Growers of fruit and salad crops have warned that fruit and vegetable crops could be left to rot in the fields as the picking season gears up and there are signs that the initial enthusiasm of British workers to work in the fields.
With just a fraction of overseas workers in the country, it is unclear how many of the 70-90,000 seasonal workers required by agriculture and horticulture will be available. Worcestershire apple grower Ali Capper, who is also executive chair of English Apples and Pears (EAP) said that only four of her 12-16 Polish workers had made it before lockdown, adding that she did not know where she would find the 70 workers needed in September.
To help growers EAP has launched a recruitment website to help fill the 10,000 roles it says its members will have between August and October. “Our newly launched recruitment campaign is designed to put people looking for work in direct touch with apple and pear growers who need help getting our delicious fruit from the trees to our tables,” explained Capper.
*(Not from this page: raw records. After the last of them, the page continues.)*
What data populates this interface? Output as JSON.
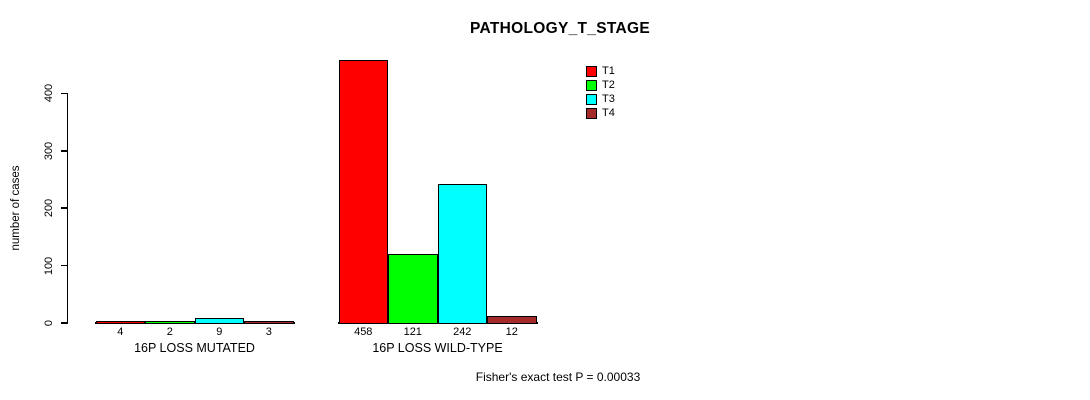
{
  "chart_data": {
    "type": "bar",
    "title": "PATHOLOGY_T_STAGE",
    "ylabel": "number of cases",
    "xlabel": "",
    "categories": [
      "16P LOSS MUTATED",
      "16P LOSS WILD-TYPE"
    ],
    "groups": [
      {
        "label": "16P LOSS MUTATED",
        "values": [
          4,
          2,
          9,
          3
        ]
      },
      {
        "label": "16P LOSS WILD-TYPE",
        "values": [
          458,
          121,
          242,
          12
        ]
      }
    ],
    "series": [
      {
        "name": "T1",
        "color": "#FF0000",
        "values": [
          4,
          458
        ]
      },
      {
        "name": "T2",
        "color": "#00FF00",
        "values": [
          2,
          121
        ]
      },
      {
        "name": "T3",
        "color": "#00FFFF",
        "values": [
          9,
          242
        ]
      },
      {
        "name": "T4",
        "color": "#A52A2A",
        "values": [
          3,
          12
        ]
      }
    ],
    "yticks": [
      0,
      100,
      200,
      300,
      400
    ],
    "ylim": [
      0,
      465
    ],
    "grid": false,
    "legend_position": "top-right",
    "bar_value_labels_shown": true,
    "annotation": "Fisher's exact test P = 0.00033"
  }
}
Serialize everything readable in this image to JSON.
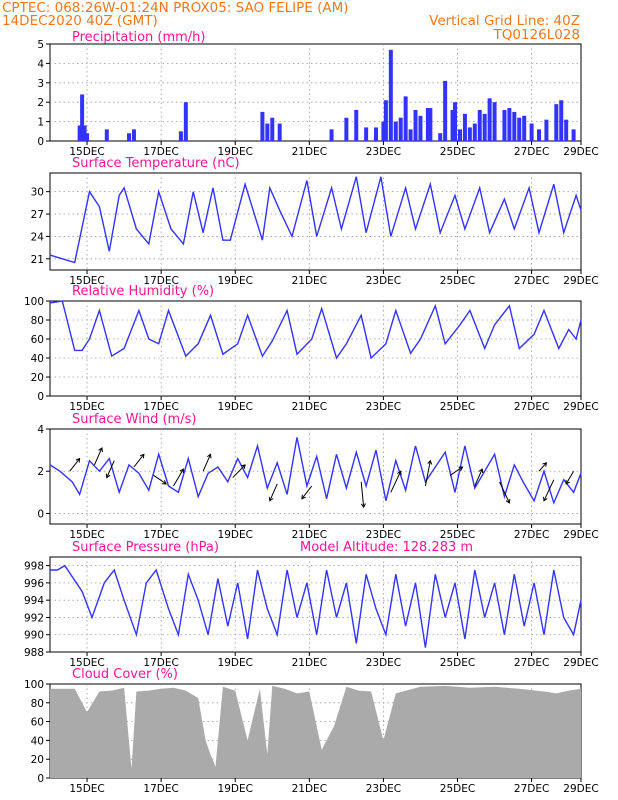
{
  "header": {
    "line1": "CPTEC:   068:26W-01:24N   PROX05: SAO FELIPE (AM)",
    "line2_left": "14DEC2020 40Z (GMT)",
    "line2_right": "Vertical Grid Line: 40Z",
    "line3_right": "TQ0126L028"
  },
  "colors": {
    "header": "#f07820",
    "title": "#ff1493",
    "series": "#3333ff",
    "wind_arrow": "#000000",
    "cloud": "#aaaaaa",
    "grid": "#999999"
  },
  "x_ticks": [
    "15DEC",
    "17DEC",
    "19DEC",
    "21DEC",
    "23DEC",
    "25DEC",
    "27DEC",
    "29DEC"
  ],
  "chart_data": [
    {
      "type": "bar",
      "title": "Precipitation (mm/h)",
      "ylim": [
        0,
        5
      ],
      "yticks": [
        "0",
        "1",
        "2",
        "3",
        "4",
        "5"
      ],
      "grid": true,
      "series": [
        {
          "x": [
            1.2,
            1.3,
            1.4,
            1.5,
            2.3,
            3.2,
            3.4,
            5.3,
            5.5,
            8.6,
            8.8,
            9.0,
            9.3,
            11.4,
            12.0,
            12.4,
            12.8,
            13.2,
            13.5,
            13.6,
            13.8,
            14.0,
            14.2,
            14.4,
            14.6,
            14.8,
            15.0,
            15.3,
            15.4,
            15.8,
            16.0,
            16.3,
            16.4,
            16.6,
            16.8,
            17.0,
            17.2,
            17.4,
            17.6,
            17.8,
            18.0,
            18.4,
            18.6,
            18.8,
            19.0,
            19.2,
            19.5,
            19.8,
            20.1,
            20.5,
            20.7,
            20.9,
            21.2
          ],
          "values": [
            0.8,
            2.4,
            0.8,
            0.4,
            0.6,
            0.4,
            0.6,
            0.5,
            2.0,
            1.5,
            0.9,
            1.2,
            0.9,
            0.6,
            1.2,
            1.6,
            0.7,
            0.7,
            1.0,
            2.1,
            4.7,
            1.0,
            1.2,
            2.3,
            0.6,
            1.6,
            1.3,
            1.7,
            1.7,
            0.4,
            3.1,
            1.6,
            2.0,
            0.6,
            1.4,
            0.7,
            0.9,
            1.6,
            1.4,
            2.2,
            2.0,
            1.6,
            1.7,
            1.5,
            1.2,
            1.3,
            0.9,
            0.6,
            1.1,
            1.9,
            2.1,
            1.1,
            0.6
          ]
        }
      ]
    },
    {
      "type": "line",
      "title": "Surface Temperature (nC)",
      "ylim": [
        19.5,
        32.5
      ],
      "yticks": [
        "21",
        "24",
        "27",
        "30"
      ],
      "grid": true,
      "series": [
        {
          "x": [
            0.0,
            0.5,
            1.0,
            1.6,
            2.0,
            2.4,
            2.8,
            3.0,
            3.5,
            4.0,
            4.4,
            4.9,
            5.4,
            5.8,
            6.2,
            6.6,
            7.0,
            7.3,
            7.9,
            8.6,
            8.9,
            9.3,
            9.8,
            10.4,
            10.8,
            11.4,
            11.8,
            12.4,
            12.8,
            13.4,
            13.8,
            14.4,
            14.8,
            15.4,
            15.8,
            16.4,
            16.8,
            17.4,
            17.8,
            18.4,
            18.8,
            19.4,
            19.8,
            20.4,
            20.8,
            21.3,
            21.5
          ],
          "values": [
            21.5,
            21.0,
            20.5,
            30.0,
            28.0,
            22.0,
            29.5,
            30.5,
            25.0,
            23.0,
            30.0,
            25.0,
            23.0,
            30.0,
            24.5,
            30.5,
            23.5,
            23.5,
            31.0,
            23.5,
            30.5,
            27.5,
            24.0,
            31.5,
            24.0,
            30.5,
            25.0,
            32.0,
            24.5,
            32.0,
            24.0,
            30.5,
            25.0,
            31.0,
            24.5,
            29.5,
            25.0,
            30.5,
            24.5,
            29.0,
            25.0,
            30.5,
            24.5,
            31.0,
            24.5,
            29.5,
            27.5
          ]
        }
      ]
    },
    {
      "type": "line",
      "title": "Relative Humidity (%)",
      "ylim": [
        0,
        100
      ],
      "yticks": [
        "0",
        "20",
        "40",
        "60",
        "80",
        "100"
      ],
      "grid": true,
      "series": [
        {
          "x": [
            0.0,
            0.5,
            1.0,
            1.3,
            1.6,
            2.0,
            2.5,
            3.0,
            3.6,
            4.0,
            4.4,
            4.8,
            5.5,
            6.0,
            6.5,
            7.0,
            7.6,
            8.0,
            8.6,
            9.0,
            9.6,
            10.0,
            10.6,
            11.0,
            11.6,
            12.0,
            12.6,
            13.0,
            13.6,
            14.0,
            14.6,
            15.0,
            15.6,
            16.0,
            16.6,
            17.0,
            17.6,
            18.0,
            18.6,
            19.0,
            19.6,
            20.0,
            20.6,
            21.0,
            21.3,
            21.5
          ],
          "values": [
            98,
            100,
            48,
            48,
            60,
            90,
            42,
            50,
            90,
            60,
            55,
            90,
            42,
            55,
            85,
            44,
            55,
            85,
            42,
            58,
            90,
            44,
            60,
            92,
            40,
            55,
            85,
            40,
            55,
            90,
            45,
            60,
            95,
            55,
            75,
            90,
            50,
            75,
            95,
            50,
            65,
            90,
            50,
            70,
            60,
            80
          ]
        }
      ]
    },
    {
      "type": "line",
      "title": "Surface Wind (m/s)",
      "ylim": [
        -0.5,
        4.0
      ],
      "yticks": [
        "0",
        "2",
        "4"
      ],
      "grid": true,
      "series": [
        {
          "x": [
            0.0,
            0.4,
            0.9,
            1.2,
            1.6,
            2.0,
            2.4,
            2.8,
            3.2,
            3.6,
            4.0,
            4.4,
            4.8,
            5.2,
            5.6,
            6.0,
            6.4,
            6.8,
            7.2,
            7.6,
            8.0,
            8.4,
            8.8,
            9.2,
            9.6,
            10.0,
            10.4,
            10.8,
            11.2,
            11.6,
            12.0,
            12.4,
            12.8,
            13.2,
            13.6,
            14.0,
            14.4,
            14.8,
            15.2,
            15.6,
            16.0,
            16.4,
            16.8,
            17.2,
            17.6,
            18.0,
            18.4,
            18.8,
            19.2,
            19.6,
            20.0,
            20.4,
            20.8,
            21.2,
            21.5
          ],
          "values": [
            2.3,
            2.0,
            1.5,
            0.9,
            2.5,
            2.0,
            2.6,
            1.0,
            2.3,
            1.9,
            1.1,
            2.8,
            1.3,
            1.0,
            2.6,
            0.8,
            1.9,
            2.2,
            1.5,
            2.6,
            1.7,
            3.2,
            1.2,
            2.4,
            0.9,
            3.6,
            1.3,
            2.7,
            0.7,
            2.8,
            1.2,
            2.9,
            1.3,
            3.0,
            0.6,
            2.5,
            1.1,
            3.2,
            1.5,
            2.2,
            2.9,
            1.0,
            3.2,
            1.2,
            2.0,
            2.8,
            0.8,
            2.3,
            1.4,
            0.6,
            2.0,
            0.5,
            1.6,
            1.0,
            1.9
          ]
        }
      ],
      "wind_vectors": [
        {
          "x": 0.8,
          "value": 2.0,
          "dx": 0.4,
          "dy": 0.3
        },
        {
          "x": 1.8,
          "value": 2.3,
          "dx": 0.3,
          "dy": 0.4
        },
        {
          "x": 2.6,
          "value": 2.5,
          "dx": -0.3,
          "dy": -0.4
        },
        {
          "x": 3.4,
          "value": 2.2,
          "dx": 0.4,
          "dy": 0.3
        },
        {
          "x": 4.2,
          "value": 1.8,
          "dx": 0.5,
          "dy": -0.2
        },
        {
          "x": 5.0,
          "value": 1.3,
          "dx": 0.4,
          "dy": 0.4
        },
        {
          "x": 6.2,
          "value": 2.0,
          "dx": 0.3,
          "dy": 0.4
        },
        {
          "x": 7.4,
          "value": 1.7,
          "dx": 0.5,
          "dy": 0.3
        },
        {
          "x": 9.2,
          "value": 1.4,
          "dx": -0.3,
          "dy": -0.4
        },
        {
          "x": 10.6,
          "value": 1.3,
          "dx": -0.4,
          "dy": -0.3
        },
        {
          "x": 12.6,
          "value": 1.5,
          "dx": 0.1,
          "dy": -0.6
        },
        {
          "x": 13.8,
          "value": 1.0,
          "dx": 0.4,
          "dy": 0.5
        },
        {
          "x": 15.2,
          "value": 1.3,
          "dx": 0.2,
          "dy": 0.6
        },
        {
          "x": 16.2,
          "value": 1.8,
          "dx": 0.5,
          "dy": 0.2
        },
        {
          "x": 17.2,
          "value": 1.3,
          "dx": 0.3,
          "dy": 0.4
        },
        {
          "x": 18.2,
          "value": 1.5,
          "dx": 0.4,
          "dy": -0.5
        },
        {
          "x": 19.8,
          "value": 2.0,
          "dx": 0.3,
          "dy": 0.2
        },
        {
          "x": 20.4,
          "value": 1.6,
          "dx": -0.4,
          "dy": -0.5
        },
        {
          "x": 21.2,
          "value": 2.0,
          "dx": -0.3,
          "dy": -0.3
        }
      ]
    },
    {
      "type": "line",
      "title": "Surface Pressure (hPa)",
      "subtitle": "Model Altitude: 128.283 m",
      "ylim": [
        988,
        999
      ],
      "yticks": [
        "988",
        "990",
        "992",
        "994",
        "996",
        "998"
      ],
      "grid": true,
      "series": [
        {
          "x": [
            0.0,
            0.3,
            0.6,
            1.3,
            1.7,
            2.2,
            2.6,
            3.0,
            3.5,
            3.9,
            4.3,
            4.8,
            5.2,
            5.6,
            6.0,
            6.4,
            6.8,
            7.2,
            7.6,
            8.0,
            8.4,
            8.8,
            9.2,
            9.6,
            10.0,
            10.4,
            10.8,
            11.2,
            11.6,
            12.0,
            12.4,
            12.8,
            13.2,
            13.6,
            14.0,
            14.4,
            14.8,
            15.2,
            15.6,
            16.0,
            16.4,
            16.8,
            17.2,
            17.6,
            18.0,
            18.4,
            18.8,
            19.2,
            19.6,
            20.0,
            20.4,
            20.8,
            21.2,
            21.5
          ],
          "values": [
            997.5,
            997.5,
            998.0,
            995.0,
            992.0,
            996.0,
            997.5,
            994.0,
            990.0,
            996.0,
            997.5,
            993.0,
            990.0,
            997.0,
            994.0,
            990.0,
            996.5,
            991.0,
            996.0,
            989.5,
            997.5,
            993.0,
            990.0,
            997.5,
            992.0,
            996.0,
            990.0,
            997.5,
            992.0,
            996.0,
            989.0,
            997.0,
            993.0,
            990.0,
            997.0,
            991.0,
            996.0,
            988.5,
            997.0,
            992.0,
            996.0,
            989.5,
            997.5,
            992.0,
            996.0,
            990.0,
            997.0,
            991.0,
            996.0,
            990.0,
            997.5,
            992.0,
            990.0,
            994.0
          ]
        }
      ]
    },
    {
      "type": "area",
      "title": "Cloud Cover (%)",
      "ylim": [
        0,
        100
      ],
      "yticks": [
        "0",
        "20",
        "40",
        "60",
        "80",
        "100"
      ],
      "grid": true,
      "series": [
        {
          "x": [
            0.0,
            1.0,
            1.5,
            2.0,
            2.5,
            3.0,
            3.3,
            3.5,
            4.0,
            4.5,
            5.0,
            5.5,
            6.0,
            6.3,
            6.5,
            6.7,
            7.0,
            7.5,
            8.0,
            8.5,
            8.8,
            9.0,
            9.5,
            10.0,
            10.5,
            11.0,
            11.5,
            12.0,
            12.5,
            13.0,
            13.5,
            14.0,
            15.0,
            16.0,
            17.0,
            18.0,
            19.0,
            20.0,
            20.5,
            21.0,
            21.5
          ],
          "values": [
            95,
            95,
            70,
            92,
            93,
            96,
            10,
            92,
            93,
            95,
            96,
            93,
            85,
            40,
            25,
            12,
            97,
            93,
            40,
            95,
            25,
            98,
            95,
            90,
            92,
            30,
            55,
            97,
            93,
            92,
            40,
            90,
            97,
            98,
            96,
            97,
            95,
            92,
            90,
            93,
            95
          ]
        }
      ]
    }
  ]
}
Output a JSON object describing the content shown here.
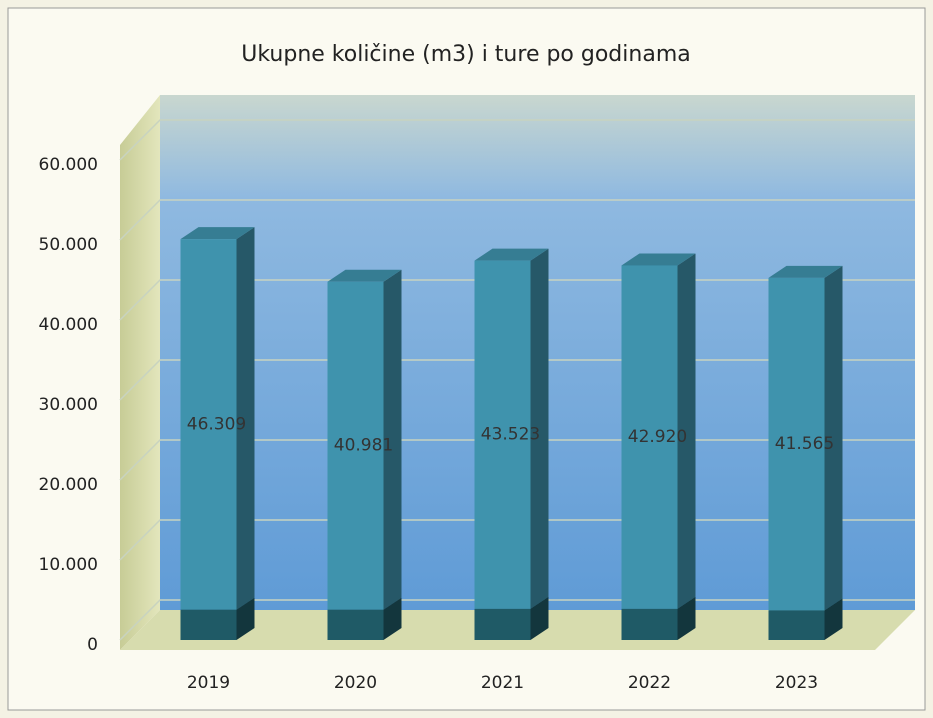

Early indications that British workers who had been made redundant or furloughed would be willing to work in fields may have been optimistic, with one grower saying that from 50 British workers at the start of the week, he was down to just seven at the end. Despite the Government’s Pick for Britain campaign, initial data shows that out of 50,000 home-grown applicants, 6,000 opted for an interview but only 112 took up the offer of a role on a UK farm. Reasons for not accepting offers cited by some of the 900 people who turned them down including being unable to accept the full length of a contract, the distance to the farm, care responsibilities or only wanting part-time work.